By Rebecca Bryan
Los Angeles, United States | AFP | – Time is running out for Manny Pacquiao and Floyd Mayweather to book a May 2 showdown, Pacquiao’s trainer Freddie Roach said Tuesday.
Amid a welter of reports in recent weeks that a deal for the much-anticipated bout was all but done, Roach warned that a decision would be needed soon if both fighters are to prepare adequately.
“We are getting really close,” Roach said of reaching a cut-off for declaring a May 2 fight a reality.
“I need eight weeks. That window is getting smaller and smaller.”
In fact, Roach said, he could make do with a slightly shorter training camp with Pacquiao, the eight-division world champion who said Monday in the Philippines that a deal was “near.”
On an eight-week schedule, the first fortnight would be core training and general conditioning, Roach said.

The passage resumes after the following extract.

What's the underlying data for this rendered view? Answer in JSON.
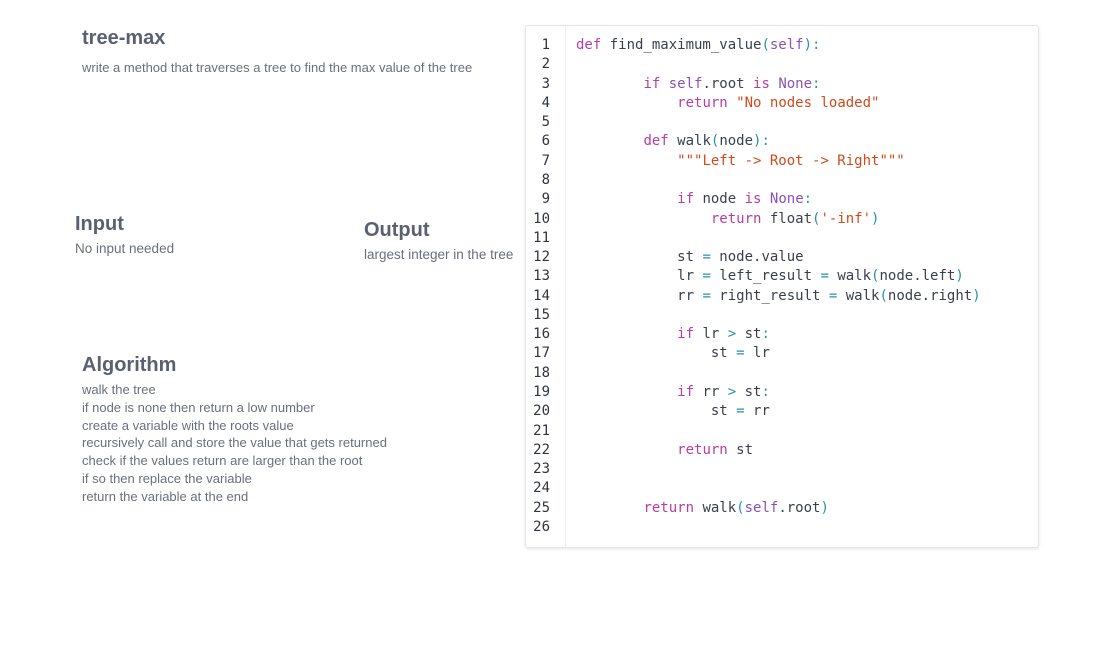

“The boxing would start six weeks out, because if you go more than six weeks with Manny you’ll burn him out because of his work ethic.”

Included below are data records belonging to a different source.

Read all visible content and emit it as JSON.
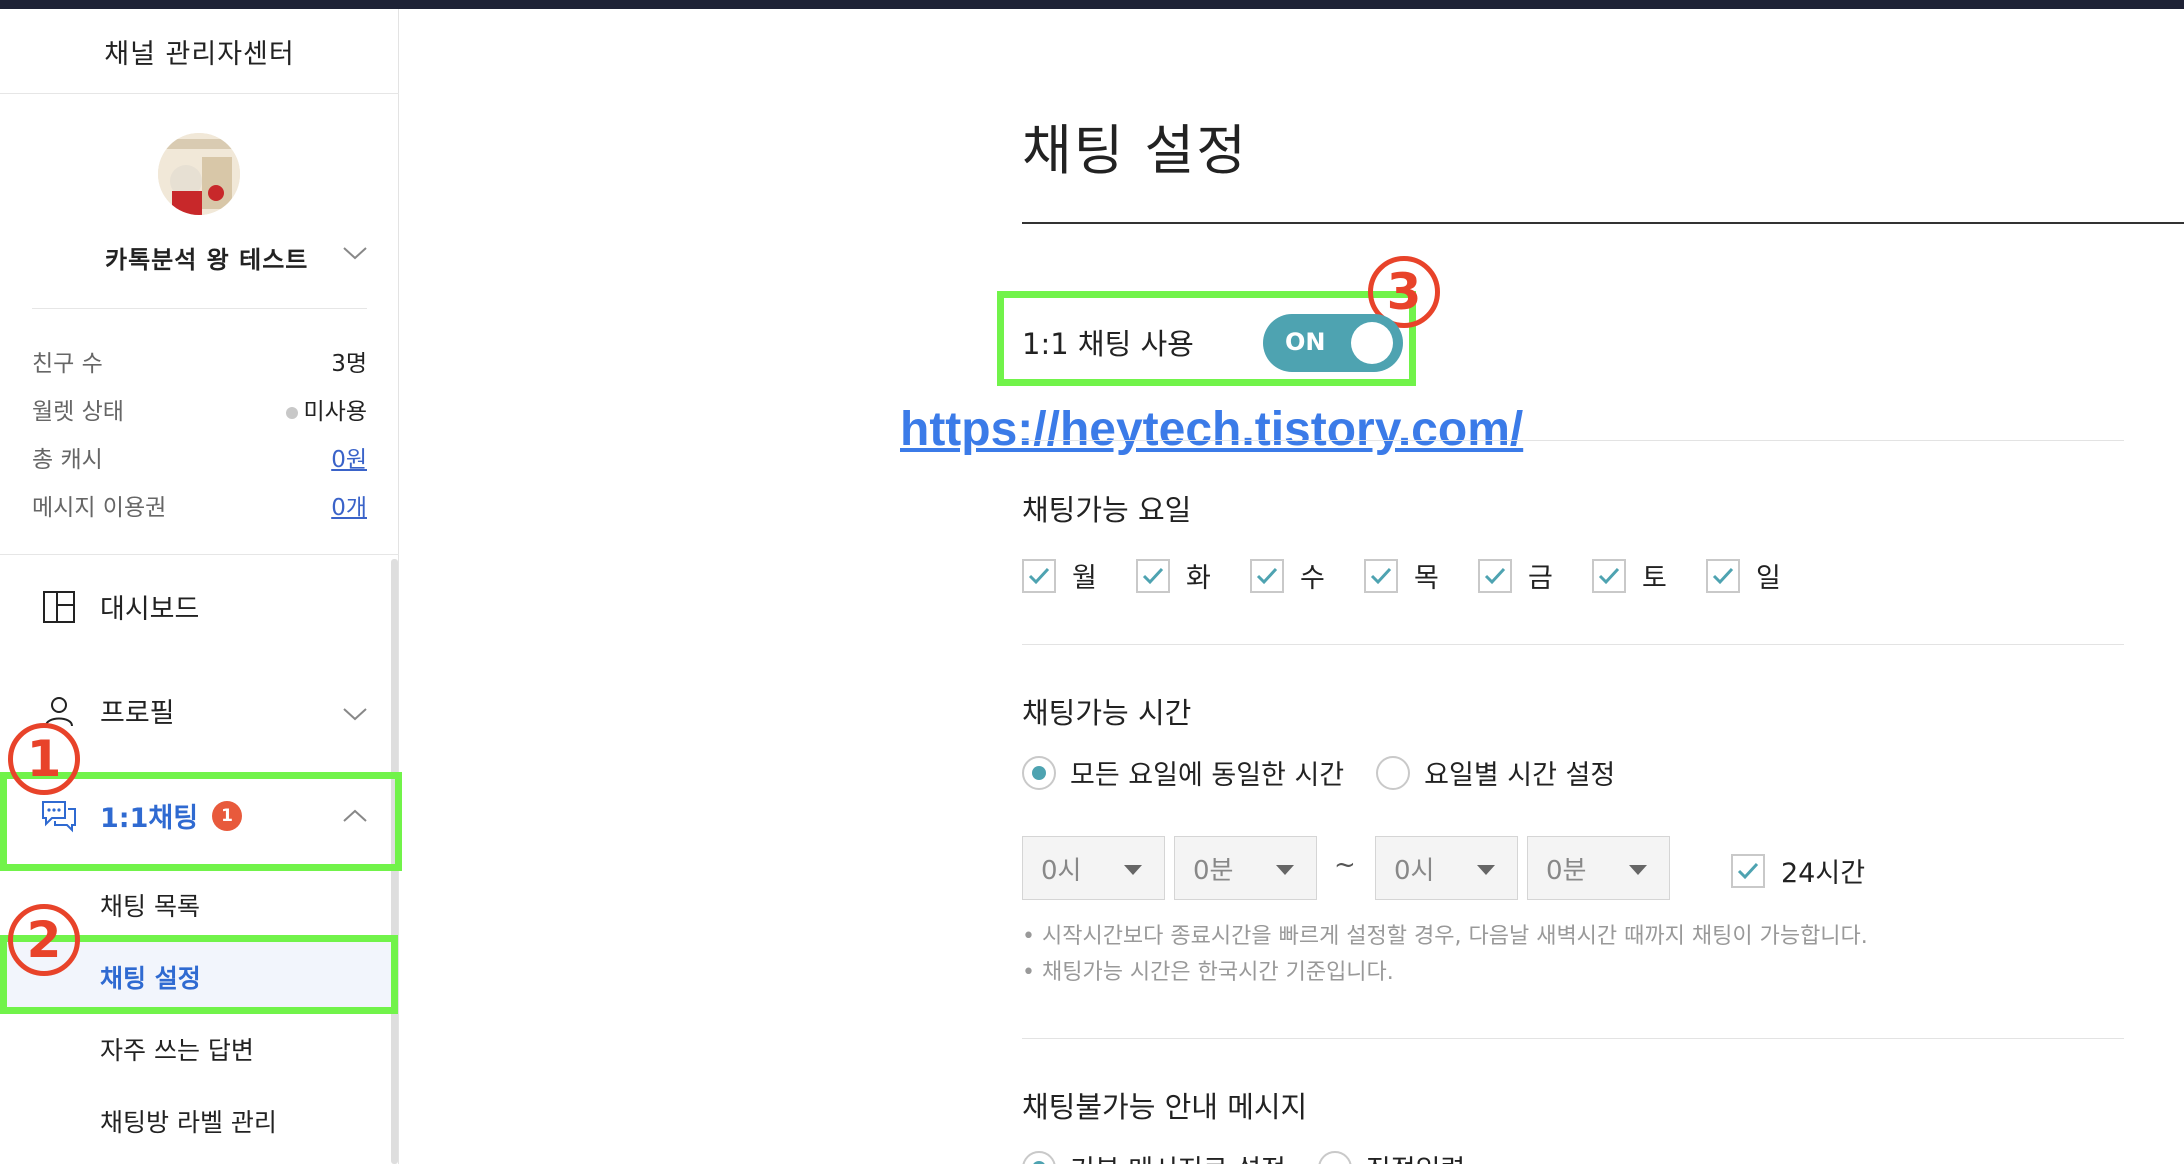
{
  "sidebar": {
    "title": "채널 관리자센터",
    "channel_name": "카톡분석 왕 테스트",
    "stats": [
      {
        "label": "친구 수",
        "value": "3명",
        "link": false
      },
      {
        "label": "월렛 상태",
        "value": "미사용",
        "link": false
      },
      {
        "label": "총 캐시",
        "value": "0원",
        "link": true
      },
      {
        "label": "메시지 이용권",
        "value": "0개",
        "link": true
      }
    ],
    "nav": [
      {
        "label": "대시보드",
        "icon": "dashboard-icon"
      },
      {
        "label": "프로필",
        "icon": "person-icon"
      },
      {
        "label": "1:1채팅",
        "icon": "chat-icon",
        "badge": "1"
      }
    ],
    "sub_items": [
      "채팅 목록",
      "채팅 설정",
      "자주 쓰는 답변",
      "채팅방 라벨 관리"
    ]
  },
  "annotations": {
    "one": "1",
    "two": "2",
    "three": "3"
  },
  "main": {
    "title": "채팅 설정",
    "toggle_label": "1:1 채팅 사용",
    "toggle_state": "ON",
    "watermark": "https://heytech.tistory.com/",
    "days_title": "채팅가능 요일",
    "days": [
      "월",
      "화",
      "수",
      "목",
      "금",
      "토",
      "일"
    ],
    "time_title": "채팅가능 시간",
    "time_options": [
      "모든 요일에 동일한 시간",
      "요일별 시간 설정"
    ],
    "start_hour": "0시",
    "start_min": "0분",
    "tilde": "~",
    "end_hour": "0시",
    "end_min": "0분",
    "all_day_label": "24시간",
    "notes": [
      "• 시작시간보다 종료시간을 빠르게 설정할 경우, 다음날 새벽시간 때까지 채팅이 가능합니다.",
      "• 채팅가능 시간은 한국시간 기준입니다."
    ],
    "unavailable_title": "채팅불가능 안내 메시지",
    "unavailable_options": [
      "기본 메시지로 설정",
      "직접입력"
    ]
  },
  "colors": {
    "accent": "#4ea3b1",
    "active_nav": "#2f6ad1",
    "highlight": "#71f34a",
    "annotation": "#e8432a"
  }
}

Pacquiao is 57-5 with two draws and 38 knockouts, while Mayweather is 47-0 with 26 knockouts.
Fight fans around the world have clamored for years for a showdown between the boxers widely regarded as the best “pound-for-pound” fighters of their generation.
The Sunday Telegraph in Britain reported that the pair had agreed to a $250 million deal, although on Sunday night in New York, Mayweather said in a brief television interview during the NBA All-Star Game that nothing had been signed by either party.
Last year, Mayweather used the occasion of his 37th birthday on February 24 to announce his opponent for a May 3 bout—plumping for Argentina’s Marcos Maidana and snubbing England’s Amir Khan.
A similar birthday announcement by Mayweather would make for a nine-week lead time to a May 2 fight.
Pacquiao promoter Bob Arum last month ignited buzz over the fight when he said negotiations had been “narrowed down to extraordinarily small points.”
On Tuesday, however, Arum took himself out of the prophecy business.
“I know nothing,” Arum said of the state of negotiations as he attended a public workout at Roach’s Wild Card gym for Chinese fighter Zou Shiming.
Roach, however, thinks the fight—which ran aground in 2009 — will happen.
“I think we’re close enough it will happen sometime in the near future,” Roach said. “Floyd says he wants to fight. Manny says he wants to fight. Fights get made like that.”
Pacquiao said this week he had agreed to the Mayweather camp’s demands regarding drug testing.
Pay-per-view bonanza –
Published reports citing sources close to the Filipino ring icon have also said he has agreed to give Mayweather the lion’s share of what promises to be the biggest pay-day in boxing history.
“I think it would be the biggest fight of all time,” Roach said. “A lot of it has to do with the world we’re living in—you have pay-per-view almost everywhere.”
Those pay-per-view revenues have added another wrinkle to the negotiations, since the fighters are under contract to rival US telecasters, Showtime and HBO.
If fight fans do get the bout they’ve been waiting for on May 2, Roach has no doubt who will bring the fireworks, with Pacquiao ready to take some risks to make an exciting fight.
That’s not something he expects from Mayweather, a slick defender who Roach believes is reluctant to risk his unbeaten record.
“I don’t think he really cares about the fans,” Roach said of Mayweather. “I think he just wants to do enough to win. Manny’s not like that. That’s why Manny’s been knocked out a few times. That could happen again, but I’d rather see a fighter get knocked out trying to win than just trying to go the distance.”